In You Only Live Twice, Blofeld's launch control room had a monitor that displayed a video feed of their own spaceship, from the side.

video feed of spaceship

How did they manage to do that, in-universe?

No obvious solution comes to mind. It was up-close feed, so it couldn't have been taken with a camera on Earth, and the angle and distance shows that it couldn't have been taken from the spaceship itself. And they didn't exactly have a chase spaceplane shadowing their spaceship.

  • Just to be clear - this isn't a video of spaceship that the movie viewers see, it's a video that Blofeld and Bond see, in-film.
    – DVK
    Dec 26, 2016 at 4:08
  • satellite photography?
    – Steve-O
    Dec 26, 2016 at 4:41
  • 4
    They rented the "Instant VHS" tape and use a Mr Rental machine to play the tape? ObSpaceballs.
    – Criggie
    Dec 26, 2016 at 11:15

2 Answers 2


A satellite or other auxiliary spacecraft.

Also, typical movie cliché regarding impossible security camera angles.


In the 1967 film, no explanation is offered by any of the SPECTRE agents as to how they are able to monitor their spacecraft closing in on the American vehicle in orbit, even though as the o/p correctly points out there is a live video feed displayed on a tv monitor screen in the SPECTRE control room showing it from a distant point-of-view that is clearly also in orbit.

I had always assumed that this is a vision feed from a SPECTRE communications satellite in a similar orbit. But I cannot find any other evidence in the film, apart from the obvious monitor pictures themselves.

In the plot, Blofeld is monitoring the capture of the American capsule because he intends to blow up his own vehicle immediately after the capture, in order to visibly destroy the American mission so as to cause a third world war. Hence he needs to be able to see when the capture occurs, to be sure of achieving this goal. Thus there is a legitimate reason why SPECTRE would have that monitoring capability, and so the plot is implying it is a SPECTRE satellite doing the monitoring.

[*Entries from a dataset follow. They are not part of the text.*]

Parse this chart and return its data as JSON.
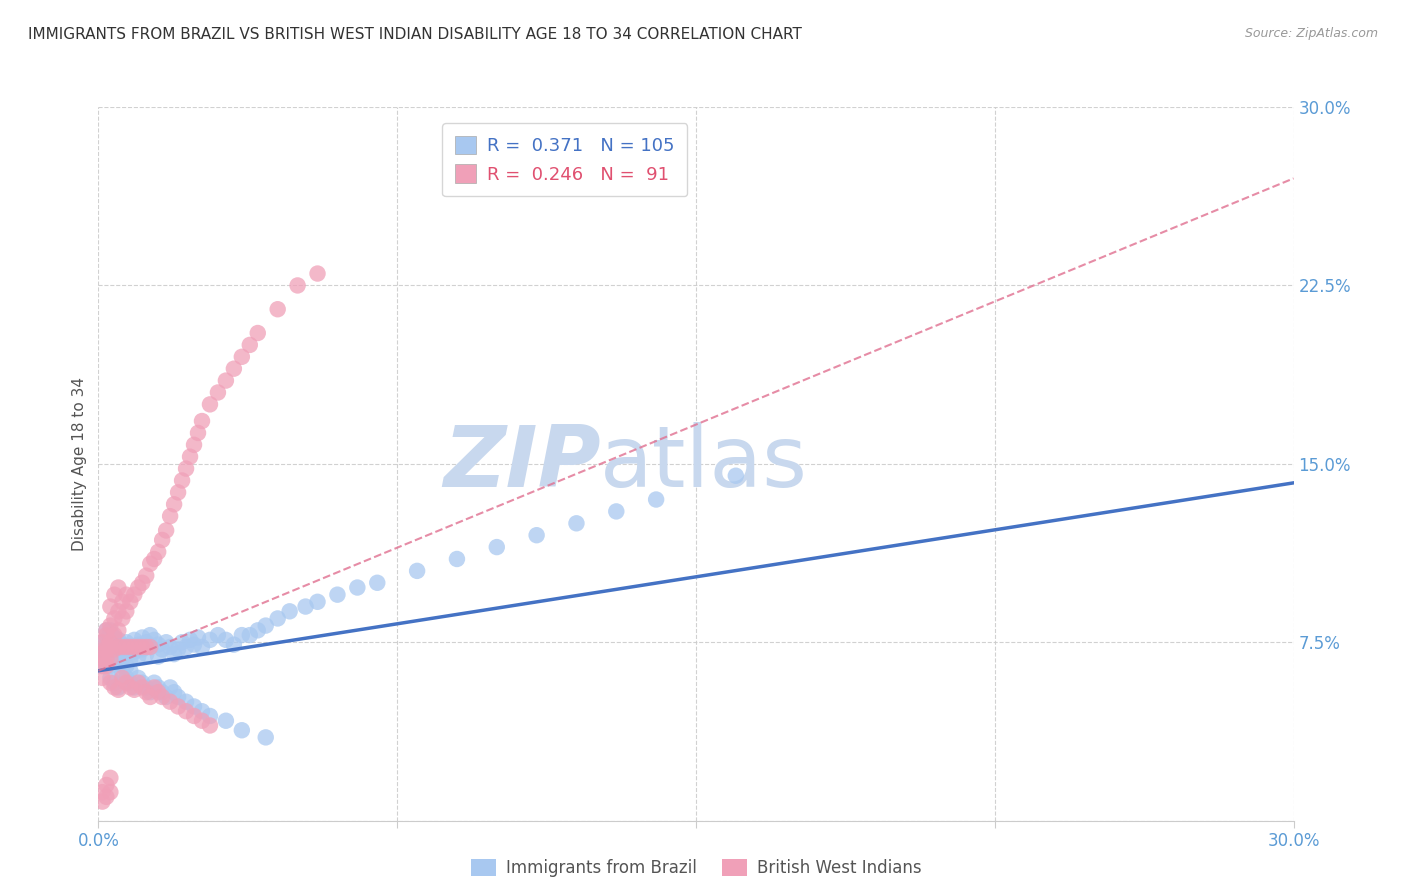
{
  "title": "IMMIGRANTS FROM BRAZIL VS BRITISH WEST INDIAN DISABILITY AGE 18 TO 34 CORRELATION CHART",
  "source": "Source: ZipAtlas.com",
  "ylabel": "Disability Age 18 to 34",
  "xlim": [
    0.0,
    0.3
  ],
  "ylim": [
    0.0,
    0.3
  ],
  "brazil_R": 0.371,
  "brazil_N": 105,
  "bwi_R": 0.246,
  "bwi_N": 91,
  "brazil_color": "#A8C8F0",
  "bwi_color": "#F0A0B8",
  "brazil_line_color": "#4472C4",
  "bwi_line_color": "#E07090",
  "watermark_zip": "ZIP",
  "watermark_atlas": "atlas",
  "watermark_color": "#C8D8EE",
  "background_color": "#FFFFFF",
  "grid_color": "#CCCCCC",
  "title_color": "#333333",
  "tick_color": "#5B9BD5",
  "source_color": "#999999",
  "ylabel_color": "#555555",
  "legend_color_brazil": "#4472C4",
  "legend_color_bwi": "#E05070",
  "brazil_line_start_y": 0.063,
  "brazil_line_end_y": 0.142,
  "bwi_line_start_y": 0.063,
  "bwi_line_end_y": 0.27,
  "brazil_scatter_x": [
    0.001,
    0.001,
    0.001,
    0.001,
    0.002,
    0.002,
    0.002,
    0.002,
    0.002,
    0.002,
    0.003,
    0.003,
    0.003,
    0.003,
    0.003,
    0.003,
    0.004,
    0.004,
    0.004,
    0.004,
    0.005,
    0.005,
    0.005,
    0.005,
    0.006,
    0.006,
    0.006,
    0.007,
    0.007,
    0.007,
    0.008,
    0.008,
    0.008,
    0.009,
    0.009,
    0.01,
    0.01,
    0.011,
    0.011,
    0.012,
    0.012,
    0.013,
    0.013,
    0.014,
    0.015,
    0.015,
    0.016,
    0.017,
    0.018,
    0.019,
    0.02,
    0.021,
    0.022,
    0.023,
    0.024,
    0.025,
    0.026,
    0.028,
    0.03,
    0.032,
    0.034,
    0.036,
    0.038,
    0.04,
    0.042,
    0.045,
    0.048,
    0.052,
    0.055,
    0.06,
    0.065,
    0.07,
    0.08,
    0.09,
    0.1,
    0.11,
    0.12,
    0.13,
    0.14,
    0.16,
    0.003,
    0.004,
    0.005,
    0.006,
    0.007,
    0.008,
    0.009,
    0.01,
    0.011,
    0.012,
    0.013,
    0.014,
    0.015,
    0.016,
    0.017,
    0.018,
    0.019,
    0.02,
    0.022,
    0.024,
    0.026,
    0.028,
    0.032,
    0.036,
    0.042
  ],
  "brazil_scatter_y": [
    0.065,
    0.07,
    0.075,
    0.068,
    0.072,
    0.076,
    0.08,
    0.068,
    0.073,
    0.065,
    0.07,
    0.075,
    0.08,
    0.068,
    0.073,
    0.065,
    0.072,
    0.077,
    0.068,
    0.074,
    0.071,
    0.076,
    0.066,
    0.072,
    0.074,
    0.069,
    0.065,
    0.075,
    0.07,
    0.065,
    0.073,
    0.068,
    0.063,
    0.076,
    0.071,
    0.074,
    0.069,
    0.077,
    0.072,
    0.075,
    0.07,
    0.078,
    0.073,
    0.076,
    0.074,
    0.069,
    0.072,
    0.075,
    0.073,
    0.07,
    0.072,
    0.075,
    0.073,
    0.076,
    0.074,
    0.077,
    0.073,
    0.076,
    0.078,
    0.076,
    0.074,
    0.078,
    0.078,
    0.08,
    0.082,
    0.085,
    0.088,
    0.09,
    0.092,
    0.095,
    0.098,
    0.1,
    0.105,
    0.11,
    0.115,
    0.12,
    0.125,
    0.13,
    0.135,
    0.145,
    0.06,
    0.058,
    0.056,
    0.062,
    0.06,
    0.058,
    0.056,
    0.06,
    0.058,
    0.056,
    0.054,
    0.058,
    0.056,
    0.054,
    0.052,
    0.056,
    0.054,
    0.052,
    0.05,
    0.048,
    0.046,
    0.044,
    0.042,
    0.038,
    0.035
  ],
  "bwi_scatter_x": [
    0.001,
    0.001,
    0.001,
    0.001,
    0.001,
    0.002,
    0.002,
    0.002,
    0.002,
    0.002,
    0.002,
    0.003,
    0.003,
    0.003,
    0.003,
    0.003,
    0.004,
    0.004,
    0.004,
    0.004,
    0.005,
    0.005,
    0.005,
    0.005,
    0.006,
    0.006,
    0.006,
    0.007,
    0.007,
    0.007,
    0.008,
    0.008,
    0.009,
    0.009,
    0.01,
    0.01,
    0.011,
    0.011,
    0.012,
    0.012,
    0.013,
    0.013,
    0.014,
    0.015,
    0.016,
    0.017,
    0.018,
    0.019,
    0.02,
    0.021,
    0.022,
    0.023,
    0.024,
    0.025,
    0.026,
    0.028,
    0.03,
    0.032,
    0.034,
    0.036,
    0.038,
    0.04,
    0.045,
    0.05,
    0.055,
    0.003,
    0.004,
    0.005,
    0.006,
    0.007,
    0.008,
    0.009,
    0.01,
    0.011,
    0.012,
    0.013,
    0.014,
    0.015,
    0.016,
    0.018,
    0.02,
    0.022,
    0.024,
    0.026,
    0.028,
    0.001,
    0.001,
    0.002,
    0.002,
    0.003,
    0.003
  ],
  "bwi_scatter_y": [
    0.065,
    0.07,
    0.075,
    0.068,
    0.06,
    0.072,
    0.078,
    0.068,
    0.08,
    0.073,
    0.065,
    0.075,
    0.082,
    0.068,
    0.09,
    0.073,
    0.078,
    0.085,
    0.072,
    0.095,
    0.08,
    0.088,
    0.073,
    0.098,
    0.085,
    0.092,
    0.073,
    0.088,
    0.095,
    0.073,
    0.092,
    0.073,
    0.095,
    0.073,
    0.098,
    0.073,
    0.1,
    0.073,
    0.103,
    0.073,
    0.108,
    0.073,
    0.11,
    0.113,
    0.118,
    0.122,
    0.128,
    0.133,
    0.138,
    0.143,
    0.148,
    0.153,
    0.158,
    0.163,
    0.168,
    0.175,
    0.18,
    0.185,
    0.19,
    0.195,
    0.2,
    0.205,
    0.215,
    0.225,
    0.23,
    0.058,
    0.056,
    0.055,
    0.06,
    0.058,
    0.056,
    0.055,
    0.058,
    0.056,
    0.054,
    0.052,
    0.056,
    0.054,
    0.052,
    0.05,
    0.048,
    0.046,
    0.044,
    0.042,
    0.04,
    0.012,
    0.008,
    0.015,
    0.01,
    0.018,
    0.012
  ]
}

Bond simply doesn't waste any time on the point, having too many more pressing problems.

For those who don't recall the 1960s, there were in that decade many communications satellites in orbit: it was not a wild, science fiction idea. The space missions shown in the film were all potentially possible, as they all occurred in Earth orbit. The only element of fiction was the idea that anyone other than a major government could afford a manned spaceshot!